Puis vers minuit, la suite se passait à l’ex-usine n°706 d’électronique, immense hall industriel bétonné offert à la Chine dans les années ’60 par la république démocratique allemande, au coeur d’un espace industriel « 798″ aujourd’hui reconverti en centre d’arts contemporains. Comme espace ludique et de réception, le lieu a déjà ses lettres de noblesse, ayant été choisi l’an dernier comme site de la fête offerte aux communautés par Nicolas Sarkozy lors de son passage. Vue la faible estime dans laquelle le tiennent les Chinois, dis-je dire au passage, ce n’est pas demain la veille que nous risquons de le voir revenir.
Ce soir, c’était la Yen Party, fête récurrente à travers Pékin (chaque mois or so), cette nuit dédiée à Haloween, la fête des sorciers et des maudits. A l’intérieur : des milliers de gens très jeunes, dont la moitié déguisés (surtout des étrangers) et l’autre moitié non (surtout les chinois). Le prix du billet, apparemment, ne posait aucun problème à cette population de teenagers à 35 ans max : du genre qui sortent même tous les soirs, y laissant 200 à 500 yuans quotidiens sans y penser.
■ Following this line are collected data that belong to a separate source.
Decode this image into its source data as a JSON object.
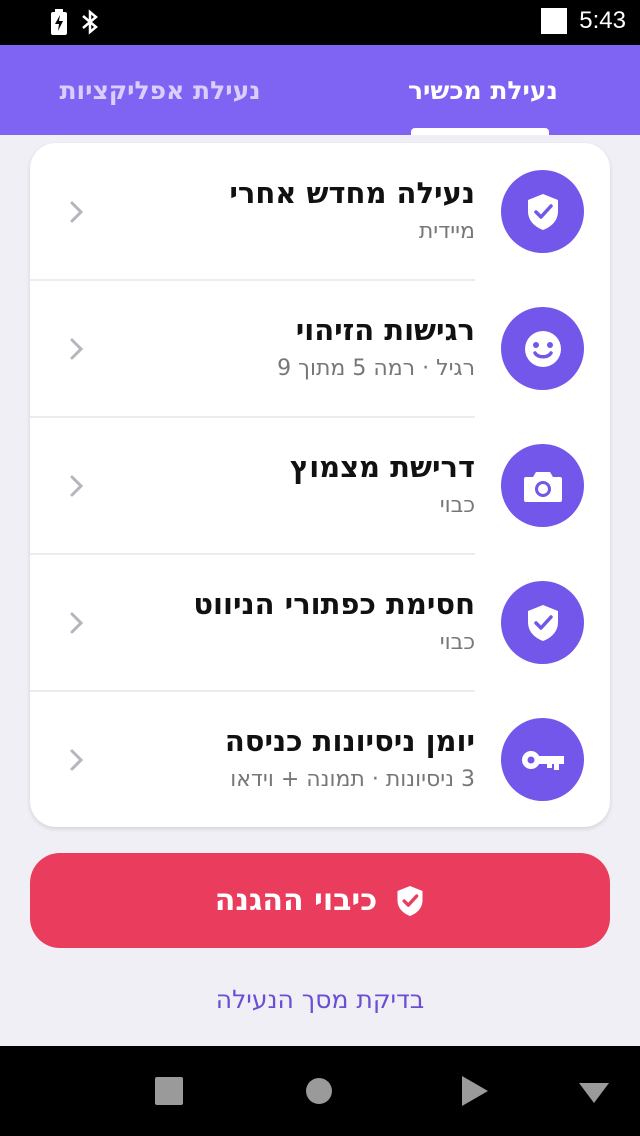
{
  "status_bar": {
    "time": "5:43",
    "icons": [
      "battery-charging-icon",
      "bluetooth-icon",
      "notification-icon"
    ]
  },
  "tabs": [
    {
      "label": "נעילת מכשיר",
      "selected": true
    },
    {
      "label": "נעילת אפליקציות",
      "selected": false
    }
  ],
  "settings": [
    {
      "icon": "shield-check-icon",
      "title": "נעילה מחדש אחרי",
      "subtitle": "מיידית"
    },
    {
      "icon": "face-icon",
      "title": "רגישות הזיהוי",
      "subtitle": "רגיל · רמה 5 מתוך 9"
    },
    {
      "icon": "camera-icon",
      "title": "דרישת מצמוץ",
      "subtitle": "כבוי"
    },
    {
      "icon": "shield-check-icon",
      "title": "חסימת כפתורי הניווט",
      "subtitle": "כבוי"
    },
    {
      "icon": "key-icon",
      "title": "יומן ניסיונות כניסה",
      "subtitle": "3 ניסיונות · תמונה + וידאו"
    }
  ],
  "protect_button": {
    "label": "כיבוי ההגנה",
    "icon": "shield-check-icon",
    "color": "#ea3c5c"
  },
  "lock_screen_link": "בדיקת מסך הנעילה",
  "colors": {
    "accent": "#7f63f2",
    "icon_bg": "#7356ea"
  },
  "nav_bar": [
    "recents-button",
    "home-button",
    "back-button",
    "notification-down-button"
  ]
}
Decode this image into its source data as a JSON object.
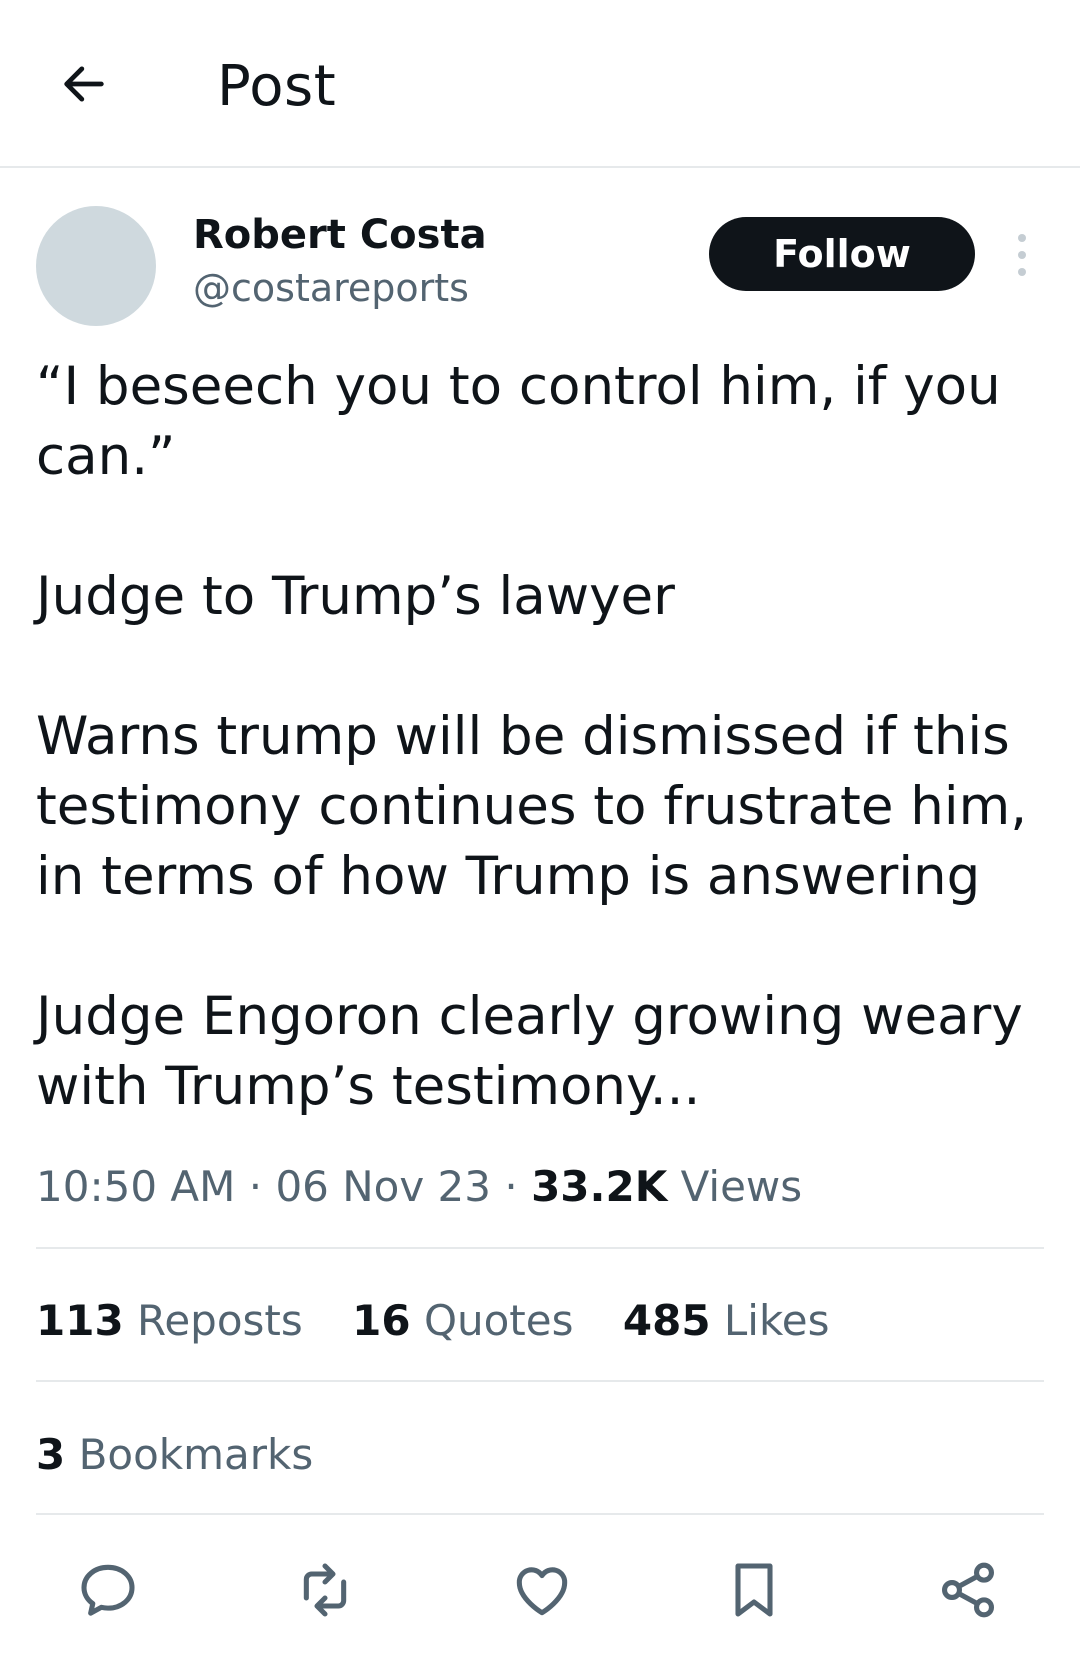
{
  "header": {
    "title": "Post"
  },
  "author": {
    "name": "Robert Costa",
    "handle": "@costareports",
    "follow_label": "Follow"
  },
  "post": {
    "paragraphs": [
      "“I beseech you to control him, if you can.”",
      "Judge to Trump’s lawyer",
      "Warns trump will be dismissed if this testimony continues to frustrate him, in terms of how Trump is answering",
      "Judge Engoron clearly growing weary with Trump’s testimony..."
    ]
  },
  "meta": {
    "time": "10:50 AM",
    "date": "06 Nov 23",
    "views_count": "33.2K",
    "views_label": "Views",
    "separator": "·"
  },
  "stats": {
    "reposts_count": "113",
    "reposts_label": "Reposts",
    "quotes_count": "16",
    "quotes_label": "Quotes",
    "likes_count": "485",
    "likes_label": "Likes"
  },
  "bookmarks": {
    "count": "3",
    "label": "Bookmarks"
  },
  "actions": [
    "reply-icon",
    "repost-icon",
    "like-icon",
    "bookmark-icon",
    "share-icon"
  ],
  "colors": {
    "text": "#0f1419",
    "secondary": "#536471",
    "divider": "#e6e9eb",
    "avatar": "#cfd9de",
    "follow_bg": "#0f1419"
  }
}
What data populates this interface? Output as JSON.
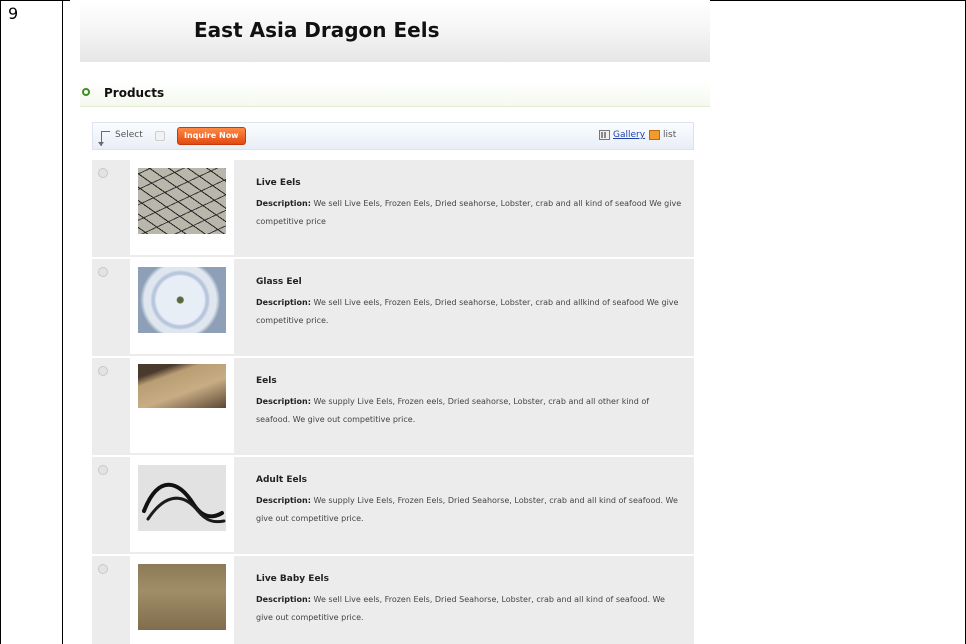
{
  "document": {
    "row_number": "9"
  },
  "store": {
    "title": "East Asia Dragon Eels"
  },
  "section": {
    "heading": "Products"
  },
  "toolbar": {
    "select_label": "Select",
    "inquire_label": "Inquire Now",
    "gallery_label": "Gallery",
    "list_label": "list"
  },
  "products": [
    {
      "name": "Live Eels",
      "desc_label": "Description:",
      "description": "We sell Live Eels, Frozen Eels, Dried seahorse, Lobster, crab and all kind of seafood We give competitive price"
    },
    {
      "name": "Glass Eel",
      "desc_label": "Description:",
      "description": "We sell Live eels, Frozen Eels, Dried seahorse, Lobster, crab and allkind of seafood We give competitive price."
    },
    {
      "name": "Eels",
      "desc_label": "Description:",
      "description": "We supply Live Eels, Frozen eels, Dried seahorse, Lobster, crab and all other kind of seafood. We give out competitive price."
    },
    {
      "name": "Adult Eels",
      "desc_label": "Description:",
      "description": "We supply Live Eels, Frozen Eels, Dried Seahorse, Lobster, crab and all kind of seafood. We give out competitive price."
    },
    {
      "name": "Live Baby Eels",
      "desc_label": "Description:",
      "description": "We sell Live eels, Frozen Eels, Dried Seahorse, Lobster, crab and all kind of seafood. We give out competitive price."
    }
  ]
}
Thème imposé, parmi les déguisements, on avait pas mal de sorciers et sorcières aux chapeaux pointus cabossés, et des squelettes et blessés aux bandages sur le crâne et larmes sanguinolentes. Un thème qui recoupait assez bien l’inquiétude latente, universelle liée à la récession. Dans la même veine, on avait bon nombre de cornes de Lucifer revues et corrigées par la technologie pour clignoter en rouge, relevant ainsi le maquillage des demoiselles.
L’imagination dans les autres costumes n’avait pas de bornes : collants argentés et surtout dorés aux filles (jupes très courtes pour mettre les jambes en valeur), tenues de soldat grec ou romain, soldats napoléoniens, audacieuses tenues de policier chinois (du genre qui si on vous trouvait en portant une en rue, vous rapporterait quelques jours de prison et l’expulsion subséquente), pirates et garçons de café, moines bouddhistes et puis surtout (pour les éphèbes européens) : le caleçon de bain ou le maillot d’Hercule de foire. Ce qui, vu le froid, la pluie et la neige qui les attendait à la sortie, devrait avoir procuré bien du boulot aux toubibs à l’hôpital ce matin, au rayon grippe (H1N1) et angines (après les farces et attrapes).
La musique tonitruait comme il se doit. Sans être bégueule, je questionne le terme de musique pour cette série monotone de percussions sourdes et physiquement incommodantes, si « whoof » qu’elles en vibraient dans la poitrine. Les disk jockey ajoutaient en contrepoint une mélodie étouffée de guitares et orgues électroniques. Les milliers de jeunes, le plus souvent en groupes, dansottaient entre eux sur place, presque sans bouger du chef ni des membres, se dandinant d’un genou sur l’autre. Sans parler (le boncan les libérait de cette astreinte). Joyeux sans doute, et semblant à l’aise, sous le canon de cette si spéciale discipline. Faisant la queue pour acheter mes tickets de boisson (par cartes de 50 yuans, non remboursable – l’organisation était assez efficace et très directive, faite pour des masses), j’avais rencontré un jeune torse nu et chapeau chinois qui se disait français, de l’université Tsinghua : il semblait un timide en train de se libérer de sa timidité par l’alcool et la danse. On s’était quelques secondes liés d’amitié, avant de nous reperdre dans la foule, nos tickets une fois en main.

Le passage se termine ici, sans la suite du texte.